A restaurant in the Arkansas home of Walmart makes the best poutine, declares a food critic for the Arkansas Democrat-Gazette.
In "Getting Piggy in Bentonville", Philip Martin visits Tusk & Trotter, an "American Brasserie" from chef Rob Nelson in Sam Walton's former general office and warehouse. After a few droll remarks about Bentonvile - "it's easy to get the feeling that this part of Bentonville isn't exactly a real place -- it feels more like a Disney-erected simulacrum of a more Low Midwestern than High Southern farming town" - Martin tests the restaurant's take on the bellwether dish from la belle province.
Speaking of foods that some might deride as declasse, the absolute star of our evening was Tusk & Trotter's version of poutine, the French-Canadian gravy and cheese curd over fries concoction served in dive bars and bowling alleys all over Quebec. Seeing how people can become futbol experts by watching the highlights of the U.S.-Germany match on Sports Center, it's appropriate that -- by virtue of a 2013 trip to Montreal in which I sampled a couple of the local versions and found them unnervingly comforting -- I declare myself a connoisseur of poutine. And I can state unequivocally that T&T's poutine ($18.95) is the best I've ever had.
Tusk & Trotter's poutine, however, calls to mind this BuzzFeed lament from 2013 - "Why Can't America Get Poutine Right?" - in that it seeks to improve upon a dish that needs no improvement and, moreover, is not poutine.
To wit, chef Nelson's "poutine" is "based on meatloaf of Angus beef and sausage, topped with pate gravy, tomatoes, green onions and 'herbed' feta cheese served over pommes frites."
[Photo: Adrienne B.]
In another pronouncement antithetical to the casse-croûte classic, Martin adds that "there are delicate and discrete layers of piquancy and spice apparent in each bite." Nary a reference to squeaky curds.
To the Yelpers.
· "I had the Poutine. I had no clue what that was. It was the best meatloaf served over great fries with a gravy poured over everything." - Josh C.

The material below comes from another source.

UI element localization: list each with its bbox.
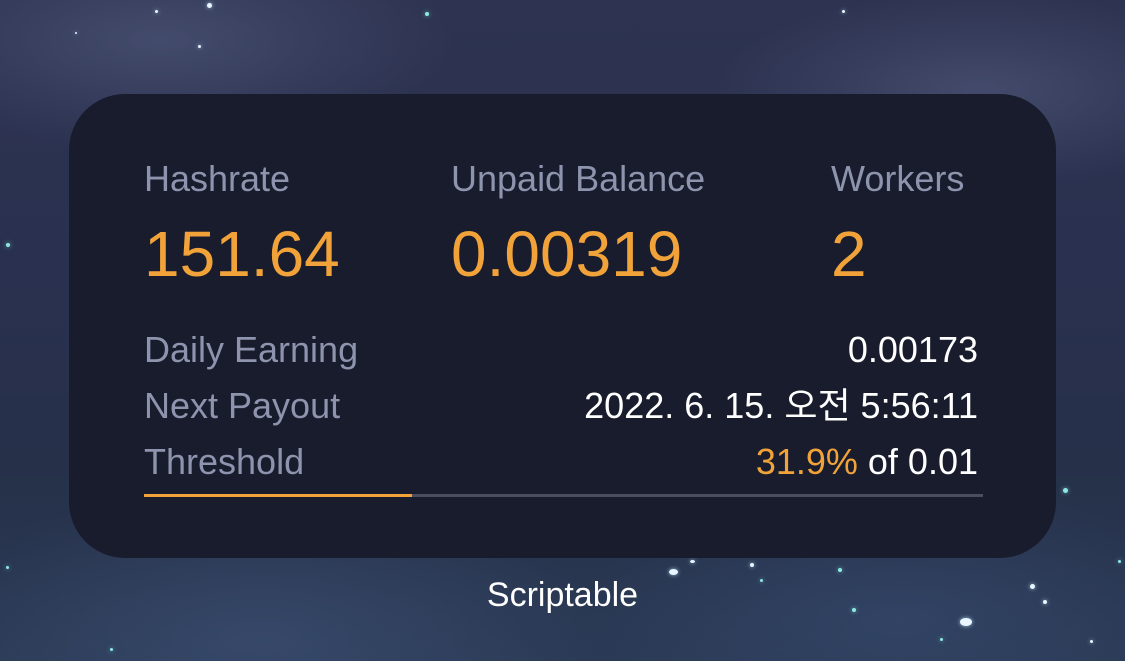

· "They make three varieties of fries. We had the basic fries which were excellent. Went back the following evening and had the Poutine (meatloaf) and Chicken & Waffles." - Jill J.
· "Think you don't like meatloaf? Then you have never tried the poutine at the Tusk & Trotter in Bentonville, AR. It's everything you think meatloaf isn't. Flavorful with garlic, pepper, and other spices. Perfectly cooked, not dry at all. Served with perfectly cooked pommes frites. Calling this meatloaf should be a crime." - Chuck U.
Calling this poutine should be a crime as well.